Gloria, cioè amore…

Commento al Vangelo del 15 maggio 2022.

La Parola di oggi (Gv 13,31-33a.34-35) ci riporta nel cenacolo, durante l’ultima cena del Signore. Abbiamo appena visto Gesù che si è messo con semplicità e umiltà a lavare i piedi ai suoi discepoli, abbiamo ascoltato il suo insegnamento sulla felicità del servizio, siamo stati scossi dall’annuncio del tradimento di Giuda, che ha appena lasciato il gruppo e se ne è andato, nel buio della notte esteriore ed interiore.

Gesù ci dice oggi poche parole, molto belle e importantissime. Le prime sono un poco misteriose, sulla glorificazione, le seconde l’invito mozzafiato ad amare come lui.

«Ora il Figlio dell’uomo è stato glorificato, e Dio è stato glorificato in lui. Se Dio è stato glorificato in lui, anche Dio lo glorificherà da parte sua e lo glorificherà subito». In questo contesto drammatico di incomprensione e di tradimento, succede qualcosa che Gesù chiama ‘glorificazione’. La gloria ha a che fare con la bellezza, lo splendore, la maestà di Dio. Glorificare significa mostrare questa bellezza, far conoscere questo splendore, far sperimentare questa maestà.

Il contrasto è forte. Il ‘Figlio dell’uomo’ è il maestro che si è chinato a lavare i piedi ai discepoli, è il nazareno che non mostra in sé nessuna fattezza straordinaria, è colui che fra poco si lascerà arrestare, processare e ammazzare come fosse un criminale. Ecco la cosa straordinaria, di cui Gesù si rende conto molto bene: in questa sua esperienza umile e decisa di dono di sé si può vedere la gloria del Padre. Il Padre mostra la bellezza e lo splendore del suo Figlio senza nessun effetto speciale, proprio nella umiltà del lavare i piedi e del mettersi radicalmente al servizio.

E contemporaneamente succede che in questo modo il Figlio mostrerà il volto del Padre, perché lui e il Padre sono una cosa sola. Vuoi vedere la gloria di Dio? Guarda Gesù che si offre, serve, soffre e muore amando.

Tra il Padre e il Figlio, dice Gesù, c’è quasi una gara a glori-ficarsi, a mostrare la bellezza l’uno dell’altro. Il Padre si compiace di mostrare la forza d’amore del Figlio, e il Figlio ci tiene a far riconoscere il volto amante e bellissimo del Padre. Nessuna rivalità, nessuna gelosia, nessuna ombra di vanagloria o pretesa di esclusività. Nella Trinità tutto è infinitamente condiviso e le tre persone divine non desiderano altro che amarsi e mostrare l’amore le une delle altre.

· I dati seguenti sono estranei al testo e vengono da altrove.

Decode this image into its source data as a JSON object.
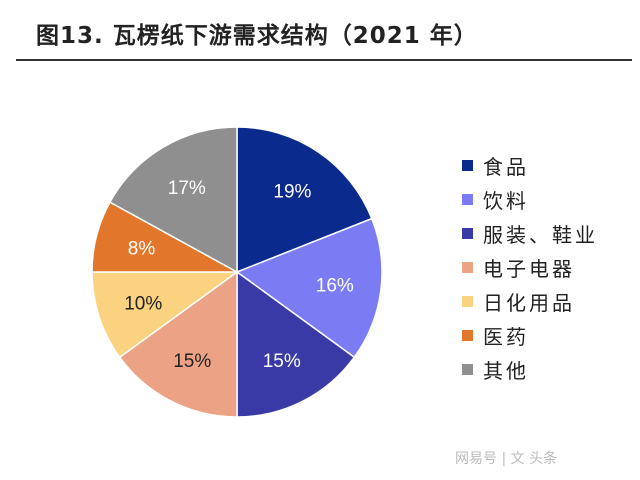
{
  "title": "图13. 瓦楞纸下游需求结构（2021 年）",
  "watermark": "网易号 | 文 头条",
  "chart_data": {
    "type": "pie",
    "title": "图13. 瓦楞纸下游需求结构（2021 年）",
    "start": "12 o'clock, clockwise",
    "legend_position": "right",
    "categories": [
      "食品",
      "饮料",
      "服装、鞋业",
      "电子电器",
      "日化用品",
      "医药",
      "其他"
    ],
    "values": [
      19,
      16,
      15,
      15,
      10,
      8,
      17
    ],
    "labels": [
      "19%",
      "16%",
      "15%",
      "15%",
      "10%",
      "8%",
      "17%"
    ],
    "colors": [
      "#0b2a8e",
      "#7b7cf4",
      "#3a3aa6",
      "#eca385",
      "#fbd280",
      "#e2772c",
      "#8f8f8f"
    ],
    "label_colors": [
      "#fff",
      "#fff",
      "#fff",
      "#222",
      "#222",
      "#fff",
      "#fff"
    ]
  }
}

Solo questa luce forse campiamo un po’ meglio le altre parole del Signore. «Vi do un comandamento nuovo: che vi amiate gli uni gli altri. Come io ho amato voi, così amatevi anche voi gli uni gli altri». Definire l’amore per noi è un po’ difficile. Abbiamo tante visioni diverse dell’amore, tutte parziali e limitate. Gesù ci rivela la misura vera dell’amore reciproco: è proprio l’amore senza misura che c’è tra le persone della Trinità! L’impronta dell’amore tra di noi, la sua regola e le sue coordinate stanno in quella glorificazione reciproca. Così Gesù ci ha amato: riversando su di noi lo stesso amore che ha per il Padre e che il Padre ha per lui, al cento per cento!

La prospettiva è incredibilmente ardua e affascinante, abituati come siamo ad amori piuttosto limitati e parziali, abituati a mettere dei paletti, a cercarci i nostri tempi, ad evitare che gli altri entrino troppo nella nostra vita o ci richiedano cose che noi non vogliamo mettere a disposizioni. Eppure il Signore non ha paura di proporci di camminare in questa gloria/amore che fa stupenda la nostra vita.

Di più: Gesù vuole che anche in noi, in qualche modo, avvenga la sua glorificazione; ci onora di essere suo volto e sua voce e sua bellezza e sua delicatezza, perché vedendo noi che cerchiamo di amare come lui, gli altri possano riconoscere che siamo suoi discepoli e intravvedere la gloria del Padre, e del Figlio, e dello Spirito Santo.